I am fully cognizant of the "foreseeability" doctrine. In applying that doctrine, however, the court must use the test of a reasonable man.
"The standard by which the conduct of a person in a particular situation is judged in determining whether he was negligent is the care which an ordinarily prudent person would exercise under like circumstances. As has been said, negligence is the omission to do something which a reasonable man, guided by those considerations which ordinarily regulate the conduct of human affairs, would do, or the doing of something which a prudent and reasonable man would not do. Concisely stated, the test of due care is the supposititious course of an ordinarily prudent and careful person under the same circumstances." 38 Am. Jur. 676, Negligence, § 30.
There is no question but that Mr. Ladely did not anticipate that Lucy would leave his house, where she was employed to take care of his child, and step up on the Montgomery porch. Neither did he foresee that Mrs. Montgomery would shoot through the door and hit Lucy. But those things actually did happen.
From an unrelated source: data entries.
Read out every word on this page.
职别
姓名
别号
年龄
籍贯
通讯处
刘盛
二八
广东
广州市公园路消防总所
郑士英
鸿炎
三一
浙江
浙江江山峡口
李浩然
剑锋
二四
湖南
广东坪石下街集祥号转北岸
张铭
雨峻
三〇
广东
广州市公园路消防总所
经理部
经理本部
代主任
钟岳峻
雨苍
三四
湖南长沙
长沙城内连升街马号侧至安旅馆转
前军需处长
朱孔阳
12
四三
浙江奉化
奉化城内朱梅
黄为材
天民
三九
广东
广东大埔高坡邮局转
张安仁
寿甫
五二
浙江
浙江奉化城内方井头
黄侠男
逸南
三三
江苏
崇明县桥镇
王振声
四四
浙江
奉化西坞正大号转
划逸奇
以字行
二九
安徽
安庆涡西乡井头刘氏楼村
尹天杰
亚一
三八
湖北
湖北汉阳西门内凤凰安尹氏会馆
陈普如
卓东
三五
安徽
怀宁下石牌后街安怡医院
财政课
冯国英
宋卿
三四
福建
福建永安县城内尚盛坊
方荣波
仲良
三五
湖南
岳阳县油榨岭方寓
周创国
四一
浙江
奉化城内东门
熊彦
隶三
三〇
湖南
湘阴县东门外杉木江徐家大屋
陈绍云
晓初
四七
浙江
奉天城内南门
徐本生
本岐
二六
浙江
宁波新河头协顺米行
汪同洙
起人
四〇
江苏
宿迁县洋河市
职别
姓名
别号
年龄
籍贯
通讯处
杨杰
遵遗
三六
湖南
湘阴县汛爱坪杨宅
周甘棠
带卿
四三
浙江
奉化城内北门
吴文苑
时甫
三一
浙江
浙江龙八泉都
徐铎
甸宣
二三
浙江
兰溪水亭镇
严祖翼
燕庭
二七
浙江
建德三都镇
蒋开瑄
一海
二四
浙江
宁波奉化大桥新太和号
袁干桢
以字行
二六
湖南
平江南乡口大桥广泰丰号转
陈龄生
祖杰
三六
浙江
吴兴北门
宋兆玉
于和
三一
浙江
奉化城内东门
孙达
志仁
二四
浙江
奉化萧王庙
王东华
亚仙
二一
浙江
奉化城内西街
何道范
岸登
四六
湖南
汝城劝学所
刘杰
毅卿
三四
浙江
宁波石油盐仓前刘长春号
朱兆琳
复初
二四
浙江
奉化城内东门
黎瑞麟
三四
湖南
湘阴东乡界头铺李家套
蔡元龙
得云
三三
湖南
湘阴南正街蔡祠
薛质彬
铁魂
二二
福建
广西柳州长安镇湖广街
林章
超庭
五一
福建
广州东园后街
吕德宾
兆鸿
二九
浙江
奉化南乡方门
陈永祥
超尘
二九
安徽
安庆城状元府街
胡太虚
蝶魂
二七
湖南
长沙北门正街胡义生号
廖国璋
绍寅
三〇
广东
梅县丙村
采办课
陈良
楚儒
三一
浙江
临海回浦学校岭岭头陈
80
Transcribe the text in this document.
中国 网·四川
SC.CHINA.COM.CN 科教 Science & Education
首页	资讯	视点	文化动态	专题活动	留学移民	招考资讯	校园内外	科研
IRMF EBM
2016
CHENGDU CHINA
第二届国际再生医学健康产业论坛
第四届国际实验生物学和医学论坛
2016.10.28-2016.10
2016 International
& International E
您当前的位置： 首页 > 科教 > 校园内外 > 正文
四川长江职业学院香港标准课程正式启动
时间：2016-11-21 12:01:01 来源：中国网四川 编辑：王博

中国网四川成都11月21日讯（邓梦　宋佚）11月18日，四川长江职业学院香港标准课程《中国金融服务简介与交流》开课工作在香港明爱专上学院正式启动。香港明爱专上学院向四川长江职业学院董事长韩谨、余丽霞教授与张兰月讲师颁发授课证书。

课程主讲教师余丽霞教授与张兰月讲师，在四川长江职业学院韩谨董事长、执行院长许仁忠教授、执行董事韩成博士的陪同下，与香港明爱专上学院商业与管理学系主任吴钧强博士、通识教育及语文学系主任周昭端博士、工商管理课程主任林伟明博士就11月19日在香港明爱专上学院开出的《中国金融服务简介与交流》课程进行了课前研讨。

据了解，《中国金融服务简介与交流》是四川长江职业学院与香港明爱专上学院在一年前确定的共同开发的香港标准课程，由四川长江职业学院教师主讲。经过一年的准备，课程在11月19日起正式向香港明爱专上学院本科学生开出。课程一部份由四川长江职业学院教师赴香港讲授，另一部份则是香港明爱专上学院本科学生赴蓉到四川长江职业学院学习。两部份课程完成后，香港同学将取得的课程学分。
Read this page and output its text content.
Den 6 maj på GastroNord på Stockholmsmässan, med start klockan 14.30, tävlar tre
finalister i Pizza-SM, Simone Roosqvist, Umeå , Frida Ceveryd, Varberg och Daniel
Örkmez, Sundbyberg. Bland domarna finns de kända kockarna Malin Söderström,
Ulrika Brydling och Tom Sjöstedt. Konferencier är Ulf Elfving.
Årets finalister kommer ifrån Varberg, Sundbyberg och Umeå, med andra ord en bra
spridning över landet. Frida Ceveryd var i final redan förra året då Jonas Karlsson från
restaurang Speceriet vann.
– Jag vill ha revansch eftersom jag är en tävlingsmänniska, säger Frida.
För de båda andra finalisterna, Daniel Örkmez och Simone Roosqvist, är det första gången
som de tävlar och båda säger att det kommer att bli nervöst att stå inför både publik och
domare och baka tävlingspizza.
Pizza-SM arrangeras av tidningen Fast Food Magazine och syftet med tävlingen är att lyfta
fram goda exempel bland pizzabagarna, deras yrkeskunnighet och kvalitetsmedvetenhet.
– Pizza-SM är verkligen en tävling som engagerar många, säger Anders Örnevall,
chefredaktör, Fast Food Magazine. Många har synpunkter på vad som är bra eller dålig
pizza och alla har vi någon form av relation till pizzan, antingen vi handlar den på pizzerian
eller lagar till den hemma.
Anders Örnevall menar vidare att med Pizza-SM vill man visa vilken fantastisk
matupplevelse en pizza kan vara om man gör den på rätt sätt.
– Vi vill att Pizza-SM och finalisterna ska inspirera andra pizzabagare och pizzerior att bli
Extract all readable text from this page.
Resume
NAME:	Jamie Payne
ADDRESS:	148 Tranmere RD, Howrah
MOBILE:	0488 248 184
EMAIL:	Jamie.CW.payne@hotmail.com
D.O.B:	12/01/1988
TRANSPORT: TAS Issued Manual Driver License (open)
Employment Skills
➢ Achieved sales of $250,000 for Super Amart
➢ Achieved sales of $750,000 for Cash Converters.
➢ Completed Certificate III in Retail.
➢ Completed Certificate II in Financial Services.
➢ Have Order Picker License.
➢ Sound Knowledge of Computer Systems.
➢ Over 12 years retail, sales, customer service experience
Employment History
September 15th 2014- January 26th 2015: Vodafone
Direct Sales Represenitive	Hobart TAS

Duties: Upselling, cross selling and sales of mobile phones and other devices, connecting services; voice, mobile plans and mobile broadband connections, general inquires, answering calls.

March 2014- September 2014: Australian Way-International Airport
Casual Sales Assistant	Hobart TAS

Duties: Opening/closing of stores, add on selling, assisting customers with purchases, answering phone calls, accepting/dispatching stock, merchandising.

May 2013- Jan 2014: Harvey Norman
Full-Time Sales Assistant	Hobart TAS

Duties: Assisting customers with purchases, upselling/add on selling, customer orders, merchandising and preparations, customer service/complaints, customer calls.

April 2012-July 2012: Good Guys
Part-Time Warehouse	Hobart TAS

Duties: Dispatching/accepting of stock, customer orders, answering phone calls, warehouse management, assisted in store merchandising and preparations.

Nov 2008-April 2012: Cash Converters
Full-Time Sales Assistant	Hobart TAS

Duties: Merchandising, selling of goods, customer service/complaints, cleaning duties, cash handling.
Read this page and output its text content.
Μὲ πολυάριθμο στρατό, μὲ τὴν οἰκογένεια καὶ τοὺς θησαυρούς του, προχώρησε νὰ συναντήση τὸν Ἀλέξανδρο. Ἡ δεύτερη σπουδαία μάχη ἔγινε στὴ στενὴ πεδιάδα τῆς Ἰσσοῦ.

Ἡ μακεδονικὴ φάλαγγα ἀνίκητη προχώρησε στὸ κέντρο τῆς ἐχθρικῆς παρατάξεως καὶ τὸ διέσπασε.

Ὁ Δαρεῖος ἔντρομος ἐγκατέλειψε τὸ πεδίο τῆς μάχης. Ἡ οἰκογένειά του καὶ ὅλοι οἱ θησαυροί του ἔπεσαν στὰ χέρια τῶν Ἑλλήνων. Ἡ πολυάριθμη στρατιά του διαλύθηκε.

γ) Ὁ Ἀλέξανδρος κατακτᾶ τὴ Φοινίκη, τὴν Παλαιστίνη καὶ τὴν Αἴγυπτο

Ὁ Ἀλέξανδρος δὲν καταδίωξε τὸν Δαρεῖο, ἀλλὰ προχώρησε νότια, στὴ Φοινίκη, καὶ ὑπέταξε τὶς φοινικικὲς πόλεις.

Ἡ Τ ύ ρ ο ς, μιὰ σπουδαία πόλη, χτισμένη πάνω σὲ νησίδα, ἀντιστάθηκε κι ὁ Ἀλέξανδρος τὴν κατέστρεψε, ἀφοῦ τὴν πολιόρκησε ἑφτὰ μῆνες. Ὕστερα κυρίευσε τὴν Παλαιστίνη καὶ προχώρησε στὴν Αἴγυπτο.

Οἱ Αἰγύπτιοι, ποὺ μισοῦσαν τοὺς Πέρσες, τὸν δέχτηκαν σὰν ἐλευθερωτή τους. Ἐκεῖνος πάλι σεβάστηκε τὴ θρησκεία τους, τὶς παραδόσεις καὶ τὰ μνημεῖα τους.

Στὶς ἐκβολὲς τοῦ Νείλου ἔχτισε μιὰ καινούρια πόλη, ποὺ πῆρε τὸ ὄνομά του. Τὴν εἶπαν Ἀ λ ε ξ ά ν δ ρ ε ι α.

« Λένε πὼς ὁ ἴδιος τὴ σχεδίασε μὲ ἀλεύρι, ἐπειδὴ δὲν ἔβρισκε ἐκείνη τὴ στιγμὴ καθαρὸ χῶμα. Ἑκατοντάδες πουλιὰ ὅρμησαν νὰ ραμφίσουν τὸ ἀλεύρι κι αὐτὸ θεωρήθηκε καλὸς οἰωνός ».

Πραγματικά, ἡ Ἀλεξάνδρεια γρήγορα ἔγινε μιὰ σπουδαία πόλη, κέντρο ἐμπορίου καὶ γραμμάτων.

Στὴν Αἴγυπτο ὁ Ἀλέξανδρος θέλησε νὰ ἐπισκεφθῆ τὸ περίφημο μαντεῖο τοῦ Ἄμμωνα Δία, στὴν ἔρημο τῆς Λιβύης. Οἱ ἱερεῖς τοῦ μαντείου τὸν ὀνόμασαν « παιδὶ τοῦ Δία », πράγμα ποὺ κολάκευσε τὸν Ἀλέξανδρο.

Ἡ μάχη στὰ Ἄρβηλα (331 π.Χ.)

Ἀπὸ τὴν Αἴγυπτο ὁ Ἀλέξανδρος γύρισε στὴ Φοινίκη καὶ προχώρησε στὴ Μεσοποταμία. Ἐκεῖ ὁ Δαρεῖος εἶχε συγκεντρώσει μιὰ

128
It seems to me that he, as a reasonable man, having in mind his responsibility to this young girl, and realizing the situation in the Montgomery house, should have foreseen that what did happen, could have happened. A reasonable man would have, under the circumstances, warned her of the danger. When Lucy went across the street to Mrs. Montgomery's house, she was not on a project of her own. She went to see her employer to find out if she should leave the door unlocked or not. Her going over there was within the scope of her employment. She was injured as a proximate result of the negligence of Mr. Ladely, acting for the community, in failing to advise
810 STATE v. PERKINS. [32 Wn. (2d)
her of the danger. The jury found, under proper instructions, that the community was negligent in the performance of its duty to the respondent, and there is sufficient evidence to support the verdict.
The judgment should be affirmed.
May 2, 1949. Petition for rehearing denied.